Exam Review: Business Studies

Review of the Business paper by Shauna Mujic & Mary Kelly

Overall, a challenging but fair paper. The well-prepared student was granted the opportunity to excel. This paper had good choice, with questions suited to all students, and did not veer too drastically away from the syllabus and textbook knowledge. It was a current and modern exam, and it was nice to see questions made relatable to students, with reference to businesses such as 4th Arc, IKEA, Rolex watches and Prime drinks.

Short questions: A mix of questions from all units, some requiring quite a lot of detail. Students will have welcomed the variety of question styles, including lots of multiple choice, business abbreviations and a calculation of the average clause. There were a couple of terms that have not previously featured in short questions- such as a Joint Labour Committee from Unit 1- however, given that students were required to answer just 8 out of 12 questions, most will have found this section still manageable.

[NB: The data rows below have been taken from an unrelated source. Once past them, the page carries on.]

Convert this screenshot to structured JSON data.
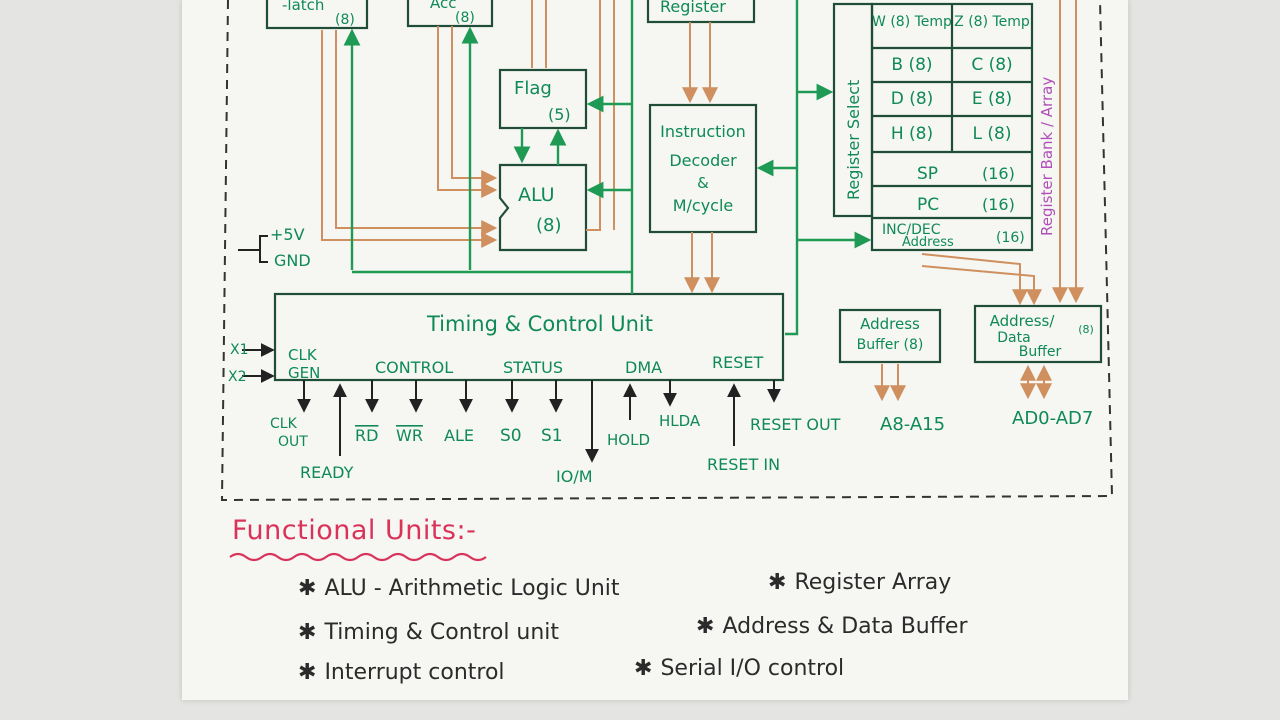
{
  "blocks": {
    "latch_label": "-latch",
    "latch_bits": "(8)",
    "acc_label": "Acc",
    "acc_bits": "(8)",
    "instr_register": "Register",
    "flag_label": "Flag",
    "flag_bits": "(5)",
    "alu_label": "ALU",
    "alu_bits": "(8)",
    "decoder_line1": "Instruction",
    "decoder_line2": "Decoder",
    "decoder_line3": "&",
    "decoder_line4": "M/cycle",
    "timing_control": "Timing & Control Unit",
    "address_buffer_line1": "Address",
    "address_buffer_line2": "Buffer (8)",
    "data_buffer_line1": "Address/",
    "data_buffer_line2": "Data",
    "data_buffer_line3": "Buffer",
    "data_buffer_bits": "(8)"
  },
  "registers": {
    "select_label": "Register Select",
    "bank_label": "Register Bank / Array",
    "rows": [
      [
        "W (8) Temp",
        "Z (8) Temp"
      ],
      [
        "B (8)",
        "C (8)"
      ],
      [
        "D (8)",
        "E (8)"
      ],
      [
        "H (8)",
        "L (8)"
      ]
    ],
    "sp": "SP",
    "sp_bits": "(16)",
    "pc": "PC",
    "pc_bits": "(16)",
    "incdec_line1": "INC/DEC",
    "incdec_line2": "Address",
    "incdec_bits": "(16)"
  },
  "power": {
    "v5": "+5V",
    "gnd": "GND"
  },
  "clock": {
    "x1": "X1",
    "x2": "X2",
    "clk": "CLK",
    "gen": "GEN"
  },
  "groups": {
    "control": "CONTROL",
    "status": "STATUS",
    "dma": "DMA",
    "reset": "RESET"
  },
  "signals": {
    "clk_out_1": "CLK",
    "clk_out_2": "OUT",
    "ready": "READY",
    "rd": "RD",
    "wr": "WR",
    "ale": "ALE",
    "s0": "S0",
    "s1": "S1",
    "io_m": "IO/M",
    "hold": "HOLD",
    "hlda": "HLDA",
    "reset_in": "RESET IN",
    "reset_out": "RESET OUT",
    "addr_bus": "A8-A15",
    "data_bus": "AD0-AD7"
  },
  "functional": {
    "title": "Functional Units:-",
    "items": [
      "ALU - Arithmetic Logic Unit",
      "Register Array",
      "Timing & Control unit",
      "Address & Data Buffer",
      "Interrupt control",
      "Serial I/O control"
    ]
  },
  "colors": {
    "ink_green": "#0f8a55",
    "bus_orange": "#cf8f5e",
    "heading_pink": "#d9335a",
    "register_label_purple": "#b04fb8"
  }
}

Applied Business Question: a challenging but fair ABQ, allowing well-prepared students the opportunity to shine. As with all ABQ questions, the points lie within the case study. The ABQ examined the well-practiced skills/characteristics of an entrepreneur, elements of a contract, and management skills. All three parts of this ABQ have featured before in recent years, so most students would have had these topics prepared for and managed it well.

Long Questions:

Students were required to answer 4 out of 8 long questions. In line with the last three years, the additional long question in part one was on Unit 1- which will have been welcomed by most.
Questions 1 & 4 were both based on Unit 1, which were some of the more challenging questions on the paper as they required a very in-depth knowledge of Unit 1’s laws and state agencies. Question 2 on unit 6 was approachable, as was question 3 on unit 7. Question 5 was a manageable question on unit 3, with the appearance of technology for the first time in a lot of years.

A balanced blend of topics from units 4 & 5 were examined within questions 6 & 7, and it was great to see an appearance of the long-awaited cashflow forecast question, which most students will have hoped for and practiced well. Ratios did make an appearance, but not as a calculation – rather that students understood some of the common terms used in ratio analysis.

Question 8; an entire question on Marketing from unit 5. Students will have welcomed the appearance of pricing and sales promotion here, which were very manageable for the practiced student. Part B on advertising was the more challenging part of this question- with the appearance of the abbreviation ASAI (Advertising Standards Authority for Ireland)- although this will only be worth a few marks, it may have put some students off attempting this otherwise very straightforward question (again, serving as a reminder to not cut oneself short in terms of units when preparing for the higher-level business exam).